In the command line bar at the bottom of the interface, run the following commands one at a time:

  • dbt deps - installs any packages defined in the packages.yml file.
  • dbt seed - builds any .csv files as tables in the warehouse. These are located in the data folder of the project.
  • dbt run - builds the models found in the project into your dev schema in the warehouse.
Local Development

  1. Install Requirements

    Install dbt.
    Optionally, you can set up venv to allow for environment switching.

  2. Setup

    Open your terminal and navigate to your profiles.yml. This is in the .dbt hidden folder on your computer, located in your home directory.
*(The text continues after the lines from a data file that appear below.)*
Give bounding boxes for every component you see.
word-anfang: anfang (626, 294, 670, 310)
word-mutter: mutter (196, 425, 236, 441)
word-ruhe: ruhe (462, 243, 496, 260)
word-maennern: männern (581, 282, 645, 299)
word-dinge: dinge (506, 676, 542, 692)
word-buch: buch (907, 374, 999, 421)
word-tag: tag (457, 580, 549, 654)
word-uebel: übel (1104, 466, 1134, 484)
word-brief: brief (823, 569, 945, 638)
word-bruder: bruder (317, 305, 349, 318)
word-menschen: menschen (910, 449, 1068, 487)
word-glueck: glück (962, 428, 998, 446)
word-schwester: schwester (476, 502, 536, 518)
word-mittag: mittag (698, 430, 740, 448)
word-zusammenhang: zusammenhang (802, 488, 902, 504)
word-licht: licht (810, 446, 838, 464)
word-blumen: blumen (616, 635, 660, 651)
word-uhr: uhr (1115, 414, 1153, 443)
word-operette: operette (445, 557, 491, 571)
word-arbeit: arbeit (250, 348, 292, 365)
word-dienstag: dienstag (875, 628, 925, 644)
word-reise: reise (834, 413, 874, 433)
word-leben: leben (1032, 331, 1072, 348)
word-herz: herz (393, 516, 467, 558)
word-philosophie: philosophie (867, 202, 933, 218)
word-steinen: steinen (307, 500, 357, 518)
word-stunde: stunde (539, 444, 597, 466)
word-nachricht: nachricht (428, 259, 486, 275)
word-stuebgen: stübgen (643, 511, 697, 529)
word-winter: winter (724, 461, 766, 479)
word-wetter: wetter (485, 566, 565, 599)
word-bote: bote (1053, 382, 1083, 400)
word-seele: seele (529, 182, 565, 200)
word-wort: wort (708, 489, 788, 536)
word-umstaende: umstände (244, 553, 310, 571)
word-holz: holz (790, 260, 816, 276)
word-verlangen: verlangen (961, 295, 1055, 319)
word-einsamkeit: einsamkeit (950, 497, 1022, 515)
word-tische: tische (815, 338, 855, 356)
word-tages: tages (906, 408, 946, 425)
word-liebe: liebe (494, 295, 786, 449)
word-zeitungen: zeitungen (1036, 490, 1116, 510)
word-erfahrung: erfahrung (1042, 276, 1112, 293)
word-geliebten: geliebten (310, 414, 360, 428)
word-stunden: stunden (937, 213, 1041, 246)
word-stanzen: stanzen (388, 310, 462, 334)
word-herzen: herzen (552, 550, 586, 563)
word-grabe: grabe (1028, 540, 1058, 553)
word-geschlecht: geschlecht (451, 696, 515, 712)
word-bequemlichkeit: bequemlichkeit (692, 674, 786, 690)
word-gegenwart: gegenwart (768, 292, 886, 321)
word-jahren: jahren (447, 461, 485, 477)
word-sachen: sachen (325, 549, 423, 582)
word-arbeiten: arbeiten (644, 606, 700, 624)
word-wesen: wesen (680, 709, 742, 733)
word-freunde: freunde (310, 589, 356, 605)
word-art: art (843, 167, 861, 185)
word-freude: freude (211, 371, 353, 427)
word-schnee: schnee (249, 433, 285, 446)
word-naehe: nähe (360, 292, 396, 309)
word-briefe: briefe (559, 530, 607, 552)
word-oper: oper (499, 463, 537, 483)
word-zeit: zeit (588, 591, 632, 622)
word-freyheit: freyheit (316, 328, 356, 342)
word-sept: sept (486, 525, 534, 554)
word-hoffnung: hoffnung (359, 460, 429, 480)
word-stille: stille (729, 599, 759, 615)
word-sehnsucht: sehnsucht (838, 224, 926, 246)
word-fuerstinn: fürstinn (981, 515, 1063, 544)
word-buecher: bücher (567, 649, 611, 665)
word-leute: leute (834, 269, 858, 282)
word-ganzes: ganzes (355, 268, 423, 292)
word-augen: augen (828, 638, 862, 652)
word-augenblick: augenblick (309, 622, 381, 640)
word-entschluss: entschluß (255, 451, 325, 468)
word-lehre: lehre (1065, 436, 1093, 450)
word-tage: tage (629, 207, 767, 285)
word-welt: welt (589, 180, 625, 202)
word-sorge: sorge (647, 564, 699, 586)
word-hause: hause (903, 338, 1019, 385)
    On macOS, you can open the file from your terminal similar to this (which is using the Atom text editor to open the file):

    $ atom ~/.dbt/profiles.yml

    Insert the following into your profiles.yml file and change out the bracketed lines with your own information. Here is further documentation for setting up your profile.

    my_project:                                          
     target: dev                                         
     outputs:                 
       dev:                                              
         type: [warehouse name]                                 
         threads: 8                                      
         account: [abc12345.us-west-1]                   
         user: [your_username]                           
         password: [your_password]                       
         role: transformer                               
         database: analytics                             
         warehouse: transforming                         
         schema: dbt_[your_name]                         
    Configuration Key Definition
    my_project This is defining a profile - this specific name should be the profile that is referenced in our dbt_project.yml
    target: dev This is the default environment that will be used during our runs.
    outputs: This is a prompt to start defining targets and their configurations. You likely won't need more than dev, but this and any other targets you define can be used to accomplish certain functionalities throughout dbt.
    dev: This is defining a target named dev.
    type: [warehouse_name] This is the type of target connection we are using, based on our warehouse.
    threads: 8 This is the amount of concurrent models that can run against our warehouse, for this user, at one time when conducting a dbt run
    account: [abc12345.us-west-1] Change this out to the warehouse's account.
    user: [your_username] Change this to use your own username that you use to log in to the warehouse
    password: [your_password] Change this to use your own password for the warehouse
    role: transformer This is the role that has the correct permissions for working in this project.
    database: analytics This is the database name where our models will build
    schema: dbt_[your_name] Change this to a custom name. Follow the convention dbt_[first initial][last_name]. This is the schema that models will build into / test from when conducting runs locally.
  3. Running dbt

    Run the following commands one at a time from your command line:

    • dbt debug - tests your connection. If this fails, check your profiles.yml.
    • dbt deps - installs any packages defined in the packages.yml file.
    • dbt seed - builds any .csv files as tables in the warehouse. These are located in the data folder of the project.
    • dbt run - builds the models found in the project into your dev schema in the warehouse.